Politic?

This is a blog dedicated to a personal interpretation of political news of the day. I attempt to be as knowledgeable as possible before commenting and committing my thoughts to a day's communication.

Sunday, June 30, 2013

Egypt's Turmoil

"We must be alert lest we slide into a civil war that does not differentiate between supporters and opponents."
Sheik Hassan al-Shafie, senior cleric, Al-Azhar
The issue obviously is the stark division between supporters and opponents of the Islamist government of President Mohammad Morsi, fully engaged not with the needs of 21st Century Egypt, but the consolidation of power of the Muslim Brotherhood. Not only in Egypt proper, but in the greater Middle East. The Muslim Brotherhood has spent almost a century abiding its time as a censured and outlawed religious-social-ideological movement.

One that has conspired to take Muslims back to the pure time of their ancestral devotion of the Prophet Mohammad and the Koranic principles of owing all to Islam, complete submission in every aspect of life from cradle to grave, no side issues required -- for unquestioning faith in Islam fulfills human destiny. Even before the latter years when they achieved a quasi respectability and were permitted unmolested-by-the-state existence as a nascent political body, they waited.

They groomed themselves as a well-organized theocratic ideology and they assiduously courted the approval of the populace, by providing fundamental humanitarian aid to the hosts of poverty-stricken Egyptians. They did this in every country where they have long had a presence, from Somalia to Jordan, Syria to Libya. They are Islamists, not as fanatical as the Salafists, but fundamentalist in their outlook, eager to sacrifice all to a universal Caliphate.

The imposition of Sharia law is the goal, and with it the eventual spread of Islam, to gradually invite non-Muslims into the fold, and to enlarge the ummah, the global spread of Islam into a wider community manipulable by their shared faith into a cohesive, controlled entirety. Since Egypt was its birthplace, the advent of the Arab Spring that brought down the military government and the general-turned-president Hosni Mubarak, presented its first advantaged success.

But under the one-year rule of the Muslim Brotherhood and the Salafists the country has retrogressed with its growing unemployment, its failing economy, its rising crime rate depressing tourism, and its cost of living making the acquisition of the basic needs of its citizens increasingly more difficult. The anniversary of Mohammad Morsi's inauguration has turned into a mass condemnation with his opponents presenting a list of signatures totalling over 22-million who wish him and his party to be gone.

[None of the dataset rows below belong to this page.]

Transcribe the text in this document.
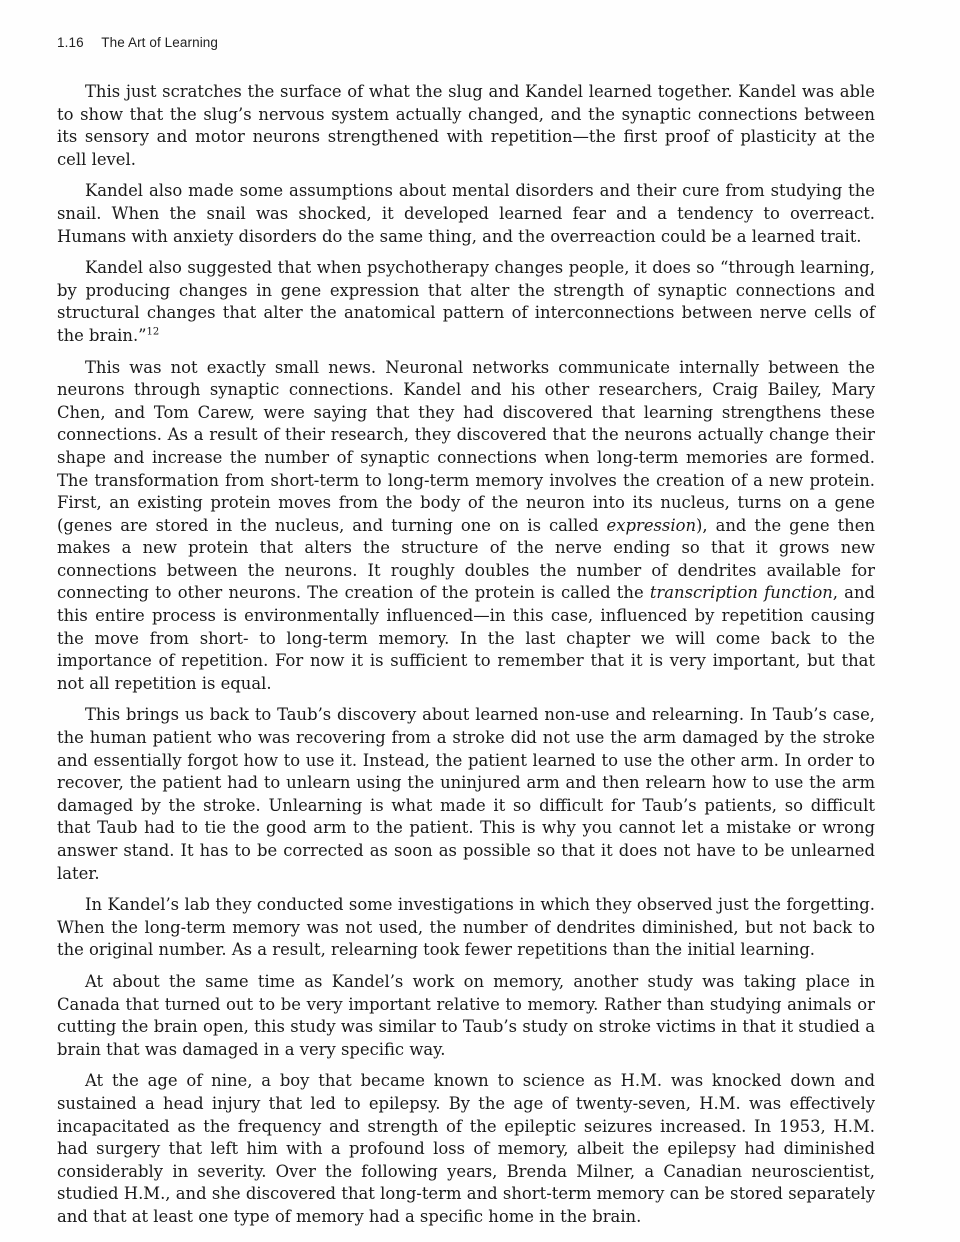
1.16 The Art of Learning

This just scratches the surface of what the slug and Kandel learned together. Kandel was able to show that the slug’s nervous system actually changed, and the synaptic connections between its sensory and motor neurons strengthened with repetition—the first proof of plasticity at the cell level.

Kandel also made some assumptions about mental disorders and their cure from studying the snail. When the snail was shocked, it developed learned fear and a tendency to overreact. Humans with anxiety disorders do the same thing, and the overreaction could be a learned trait.

Kandel also suggested that when psychotherapy changes people, it does so “through learning, by producing changes in gene expression that alter the strength of synaptic connections and structural changes that alter the anatomical pattern of interconnections between nerve cells of the brain.”$^{12}$

This was not exactly small news. Neuronal networks communicate internally between the neurons through synaptic connections. Kandel and his other researchers, Craig Bailey, Mary Chen, and Tom Carew, were saying that they had discovered that learning strengthens these connections. As a result of their research, they discovered that the neurons actually change their shape and increase the number of synaptic connections when long-term memories are formed. The transformation from short-term to long-term memory involves the creation of a new protein. First, an existing protein moves from the body of the neuron into its nucleus, turns on a gene (genes are stored in the nucleus, and turning one on is called expression), and the gene then makes a new protein that alters the structure of the nerve ending so that it grows new connections between the neurons. It roughly doubles the number of dendrites available for connecting to other neurons. The creation of the protein is called the transcription function, and this entire process is environmentally influenced—in this case, influenced by repetition causing the move from short- to long-term memory. In the last chapter we will come back to the importance of repetition. For now it is sufficient to remember that it is very important, but that not all repetition is equal.

This brings us back to Taub’s discovery about learned non-use and relearning. In Taub’s case, the human patient who was recovering from a stroke did not use the arm damaged by the stroke and essentially forgot how to use it. Instead, the patient learned to use the other arm. In order to recover, the patient had to unlearn using the uninjured arm and then relearn how to use the arm damaged by the stroke. Unlearning is what made it so difficult for Taub’s patients, so difficult that Taub had to tie the good arm to the patient. This is why you cannot let a mistake or wrong answer stand. It has to be corrected as soon as possible so that it does not have to be unlearned later.

In Kandel’s lab they conducted some investigations in which they observed just the forgetting. When the long-term memory was not used, the number of dendrites diminished, but not back to the original number. As a result, relearning took fewer repetitions than the initial learning.

At about the same time as Kandel’s work on memory, another study was taking place in Canada that turned out to be very important relative to memory. Rather than studying animals or cutting the brain open, this study was similar to Taub’s study on stroke victims in that it studied a brain that was damaged in a very specific way.

At the age of nine, a boy that became known to science as H.M. was knocked down and sustained a head injury that led to epilepsy. By the age of twenty-seven, H.M. was effectively incapacitated as the frequency and strength of the epileptic seizures increased. In 1953, H.M. had surgery that left him with a profound loss of memory, albeit the epilepsy had diminished considerably in severity. Over the following years, Brenda Milner, a Canadian neuroscientist, studied H.M., and she discovered that long-term and short-term memory can be stored separately and that at least one type of memory had a specific home in the brain.
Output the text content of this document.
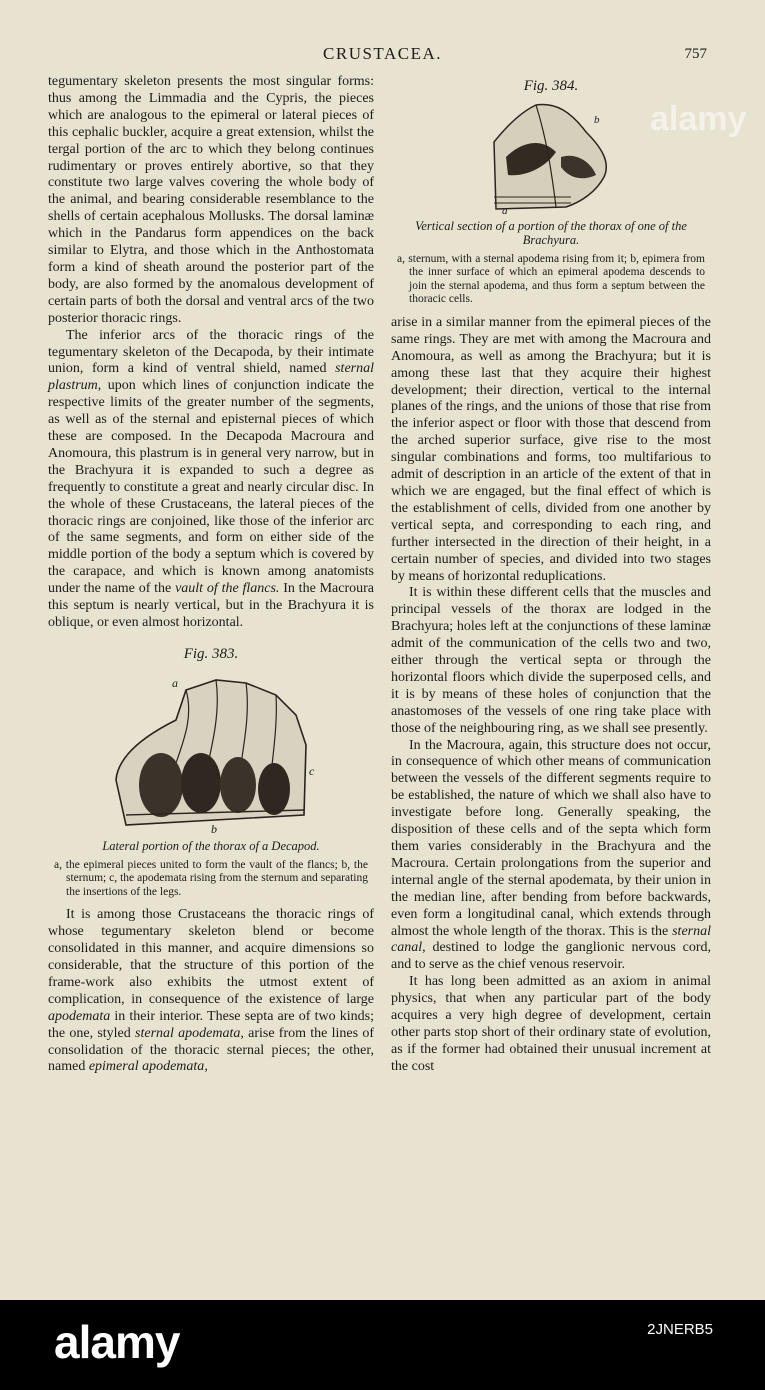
CRUSTACEA.	757

tegumentary skeleton presents the most singular forms: thus among the Limmadia and the Cypris, the pieces which are analogous to the epimeral or lateral pieces of this cephalic buckler, acquire a great extension, whilst the tergal portion of the arc to which they belong continues rudimentary or proves entirely abortive, so that they constitute two large valves covering the whole body of the animal, and bearing considerable resemblance to the shells of certain acephalous Mollusks. The dorsal laminæ which in the Pandarus form appendices on the back similar to Elytra, and those which in the Anthostomata form a kind of sheath around the posterior part of the body, are also formed by the anomalous development of certain parts of both the dorsal and ventral arcs of the two posterior thoracic rings.

The inferior arcs of the thoracic rings of the tegumentary skeleton of the Decapoda, by their intimate union, form a kind of ventral shield, named sternal plastrum, upon which lines of conjunction indicate the respective limits of the greater number of the segments, as well as of the sternal and episternal pieces of which these are composed. In the Decapoda Macroura and Anomoura, this plastrum is in general very narrow, but in the Brachyura it is expanded to such a degree as frequently to constitute a great and nearly circular disc. In the whole of these Crustaceans, the lateral pieces of the thoracic rings are conjoined, like those of the inferior arc of the same segments, and form on either side of the middle portion of the body a septum which is covered by the carapace, and which is known among anatomists under the name of the vault of the flancs. In the Macroura this septum is nearly vertical, but in the Brachyura it is oblique, or even almost horizontal.

Fig. 383.
a
b
c
Lateral portion of the thorax of a Decapod.
a, the epimeral pieces united to form the vault of the flancs; b, the sternum; c, the apodemata rising from the sternum and separating the insertions of the legs.

It is among those Crustaceans the thoracic rings of whose tegumentary skeleton blend or become consolidated in this manner, and acquire dimensions so considerable, that the structure of this portion of the frame-work also exhibits the utmost extent of complication, in consequence of the existence of large apodemata in their interior. These septa are of two kinds; the one, styled sternal apodemata, arise from the lines of consolidation of the thoracic sternal pieces; the other, named epimeral apodemata,

Fig. 384.
a
b
Vertical section of a portion of the thorax of one of the Brachyura.
a, sternum, with a sternal apodema rising from it; b, epimera from the inner surface of which an epimeral apodema descends to join the sternal apodema, and thus form a septum between the thoracic cells.

arise in a similar manner from the epimeral pieces of the same rings. They are met with among the Macroura and Anomoura, as well as among the Brachyura; but it is among these last that they acquire their highest development; their direction, vertical to the internal planes of the rings, and the unions of those that rise from the inferior aspect or floor with those that descend from the arched superior surface, give rise to the most singular combinations and forms, too multifarious to admit of description in an article of the extent of that in which we are engaged, but the final effect of which is the establishment of cells, divided from one another by vertical septa, and corresponding to each ring, and further intersected in the direction of their height, in a certain number of species, and divided into two stages by means of horizontal reduplications.

It is within these different cells that the muscles and principal vessels of the thorax are lodged in the Brachyura; holes left at the conjunctions of these laminæ admit of the communication of the cells two and two, either through the vertical septa or through the horizontal floors which divide the superposed cells, and it is by means of these holes of conjunction that the anastomoses of the vessels of one ring take place with those of the neighbouring ring, as we shall see presently.

In the Macroura, again, this structure does not occur, in consequence of which other means of communication between the vessels of the different segments require to be established, the nature of which we shall also have to investigate before long. Generally speaking, the disposition of these cells and of the septa which form them varies considerably in the Brachyura and the Macroura. Certain prolongations from the superior and internal angle of the sternal apodemata, by their union in the median line, after bending from before backwards, even form a longitudinal canal, which extends through almost the whole length of the thorax. This is the sternal canal, destined to lodge the ganglionic nervous cord, and to serve as the chief venous reservoir.

It has long been admitted as an axiom in animal physics, that when any particular part of the body acquires a very high degree of development, certain other parts stop short of their ordinary state of evolution, as if the former had obtained their unusual increment at the cost

alamy
alamy	2JNERB5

Cairo International Airport, in anticipation of the conflicts between the polarizing views of the secular-socialist part of Egypt and the Islamist demographic, has been flooded with anxious departures, a mass exodus of unprecedented numbers of Egyptians willing to leave their country for fear of what will next result as the opposing sides threaten one another, confront one another and converge in common public areas.

Each side will wait for the police to intervene, to act to secure a measure of calm, but calm is now evasive, as evasive as the responsibility that President Morsi is so unwilling to accept for his role in the destabilization of the most populous country in the Middle East, floundering in social, economic and religious failures. The trusted military hints it will become engaged rather than see civil war erupt, but to do so would return the military to government.

Angry protesters are targeting the vestiges most visible of Muslim Brotherhood control in the country, setting fire to local Muslim Brotherhood headquarters of the Freedom  Justice Party. While supporters of the government have surrounded the presidential palace in Cairo to ensure that no one mounts entry, despite its recently-erected containing wall, built to protect from invading protests.

thenational.ae
A bitter irony that an Arab population in Egypt which deplores the safety-and-security wall that Israel was forced to build to put a halt to the ongoing deadly suicide bombings launched by Palestinians against Israelis, to separate them effectively now has its counterpart, where the government of Egypt has had to erect a similarly-purposed wall, to keep the citizens of Egypt from destroying the edifice representing government and ministerial executive control of the country.